Bagaimana jika tiba-tiba usaha yang anda bangun bertahun-tahun hancur dalam waktu tidak sampai satu jam? Anda bisa membayangkannya kan? Itulah yang dialami pengusaha muda sukses, Ferri Iskandar, pemilik toko sepatu adventure “The Trekkers”.

Setelah bertahun-tahun ia merintis usaha pertamanya, tahun 2006 gempa bumi meluluhlantakkan Jogja bagian selatan dan membuat usahanya hancur lebur.Saya mengenal beliau 1,5 tahun yang lalu. Waktu itu kami berdiskusi tentang internet marketing. Sejak itulah saya sedikit banyak tahu kisah jatuh bangunnya beliau dalam membangun sebuah bisnis.

Pada waktu terjadi gempa,  Ferri mencoba untuk tetap sabar dan mengalihkan pikirannya sejenak dari semua masalah yang sedang melilit usahanya. Ia membangun posko bantuan bagi korban gempa.
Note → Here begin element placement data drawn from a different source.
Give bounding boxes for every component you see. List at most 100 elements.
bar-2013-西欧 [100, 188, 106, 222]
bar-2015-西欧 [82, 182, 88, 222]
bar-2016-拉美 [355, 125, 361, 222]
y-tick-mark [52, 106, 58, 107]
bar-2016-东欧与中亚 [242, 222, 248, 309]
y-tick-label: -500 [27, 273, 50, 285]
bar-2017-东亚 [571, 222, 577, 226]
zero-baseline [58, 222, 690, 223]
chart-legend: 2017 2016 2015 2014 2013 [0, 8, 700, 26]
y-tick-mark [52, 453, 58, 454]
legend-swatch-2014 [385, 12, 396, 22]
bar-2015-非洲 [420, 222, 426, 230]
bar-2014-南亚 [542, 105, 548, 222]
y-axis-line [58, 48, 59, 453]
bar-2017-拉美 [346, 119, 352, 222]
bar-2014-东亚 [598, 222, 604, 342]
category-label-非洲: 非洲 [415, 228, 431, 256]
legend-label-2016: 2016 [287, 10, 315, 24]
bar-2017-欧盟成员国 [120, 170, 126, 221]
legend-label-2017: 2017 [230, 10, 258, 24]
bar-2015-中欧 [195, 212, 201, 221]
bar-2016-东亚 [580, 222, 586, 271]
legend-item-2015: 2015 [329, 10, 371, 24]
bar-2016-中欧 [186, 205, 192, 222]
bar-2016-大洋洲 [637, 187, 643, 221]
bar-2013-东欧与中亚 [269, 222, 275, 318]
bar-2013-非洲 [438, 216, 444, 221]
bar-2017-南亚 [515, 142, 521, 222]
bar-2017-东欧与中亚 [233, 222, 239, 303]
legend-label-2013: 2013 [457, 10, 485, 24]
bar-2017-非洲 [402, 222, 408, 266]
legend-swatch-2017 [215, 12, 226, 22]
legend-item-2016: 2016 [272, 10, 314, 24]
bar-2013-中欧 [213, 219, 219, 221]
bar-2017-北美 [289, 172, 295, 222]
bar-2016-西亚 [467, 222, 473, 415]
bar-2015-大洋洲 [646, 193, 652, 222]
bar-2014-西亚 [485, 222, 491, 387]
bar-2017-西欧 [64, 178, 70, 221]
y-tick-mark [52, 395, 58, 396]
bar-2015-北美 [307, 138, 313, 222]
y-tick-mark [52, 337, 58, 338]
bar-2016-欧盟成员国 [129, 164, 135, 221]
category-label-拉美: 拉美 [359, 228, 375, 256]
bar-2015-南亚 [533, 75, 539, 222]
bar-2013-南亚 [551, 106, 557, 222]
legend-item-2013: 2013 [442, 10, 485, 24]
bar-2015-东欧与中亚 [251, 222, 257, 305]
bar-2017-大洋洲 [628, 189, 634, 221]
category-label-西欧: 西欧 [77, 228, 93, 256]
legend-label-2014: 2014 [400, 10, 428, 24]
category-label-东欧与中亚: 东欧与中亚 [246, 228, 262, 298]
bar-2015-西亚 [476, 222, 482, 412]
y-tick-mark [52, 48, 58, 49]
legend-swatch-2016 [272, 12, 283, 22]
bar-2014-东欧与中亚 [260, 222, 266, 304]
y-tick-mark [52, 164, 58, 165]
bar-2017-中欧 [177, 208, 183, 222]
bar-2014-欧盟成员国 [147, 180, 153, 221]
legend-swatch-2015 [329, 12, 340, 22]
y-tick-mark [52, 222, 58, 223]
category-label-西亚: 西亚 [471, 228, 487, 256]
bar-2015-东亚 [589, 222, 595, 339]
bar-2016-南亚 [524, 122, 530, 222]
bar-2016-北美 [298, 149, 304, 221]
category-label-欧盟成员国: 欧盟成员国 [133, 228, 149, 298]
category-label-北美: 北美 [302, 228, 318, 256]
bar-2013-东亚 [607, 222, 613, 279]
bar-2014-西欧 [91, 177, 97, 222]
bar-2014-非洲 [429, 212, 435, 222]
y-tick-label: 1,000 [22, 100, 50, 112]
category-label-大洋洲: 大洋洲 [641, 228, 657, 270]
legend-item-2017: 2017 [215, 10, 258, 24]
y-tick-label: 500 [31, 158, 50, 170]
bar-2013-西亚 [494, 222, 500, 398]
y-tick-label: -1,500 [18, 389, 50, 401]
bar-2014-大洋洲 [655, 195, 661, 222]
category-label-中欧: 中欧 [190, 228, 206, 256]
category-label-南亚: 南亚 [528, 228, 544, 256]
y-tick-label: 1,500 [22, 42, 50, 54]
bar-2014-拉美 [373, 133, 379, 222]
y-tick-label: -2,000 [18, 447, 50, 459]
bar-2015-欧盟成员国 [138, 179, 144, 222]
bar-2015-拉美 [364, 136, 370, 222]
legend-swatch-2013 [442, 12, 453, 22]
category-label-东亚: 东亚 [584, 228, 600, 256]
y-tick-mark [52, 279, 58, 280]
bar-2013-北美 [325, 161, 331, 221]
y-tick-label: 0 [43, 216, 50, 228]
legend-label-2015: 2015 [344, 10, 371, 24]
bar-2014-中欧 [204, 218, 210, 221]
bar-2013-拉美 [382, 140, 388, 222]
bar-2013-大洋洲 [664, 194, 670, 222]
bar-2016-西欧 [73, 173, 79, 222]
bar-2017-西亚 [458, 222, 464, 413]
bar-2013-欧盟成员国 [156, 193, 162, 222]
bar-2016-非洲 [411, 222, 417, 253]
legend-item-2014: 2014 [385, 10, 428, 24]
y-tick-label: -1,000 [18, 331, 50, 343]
Setelah kondisi pasca gempa berangsur-angsur mulai normal, Ferri mulai teringat lagi kondisi usahanya yang sedang dilanda masalah akibat gempa. Ia merasa bahwa bidang yang digelutinya sudah tidak bisa lagi memberikan jalan untuk pencapaian keinginannya yang lebih tinggi.

Dengan kondisi ekonomi yang terus menerus merosot, akhirnya ia memutuskan untuk bekerja. Sempat beberapa kali ia pindah kerja dari satu perusahaan ke perusahaan yang lain. Tapi tetap saja kesimpulannya sama. Dunia pekerjaan tidak bisa lagi mengakomodir cita-citanya yang terus berkembang.

Setelah bergelut dengan keragu-raguan apakah ia bisa mendapatkan uang untuk bertahan hidup dan berhasil dalam dunia wirausaha, akhirnya Ferri membulatkan tekad untuk meninggalkan zona kenyamanan hidupnya. Ia memutuskan untuk tidak lagi mendapatkan gaji bulanan, keluar dari pekerjaannya, mulai membangun bisnis.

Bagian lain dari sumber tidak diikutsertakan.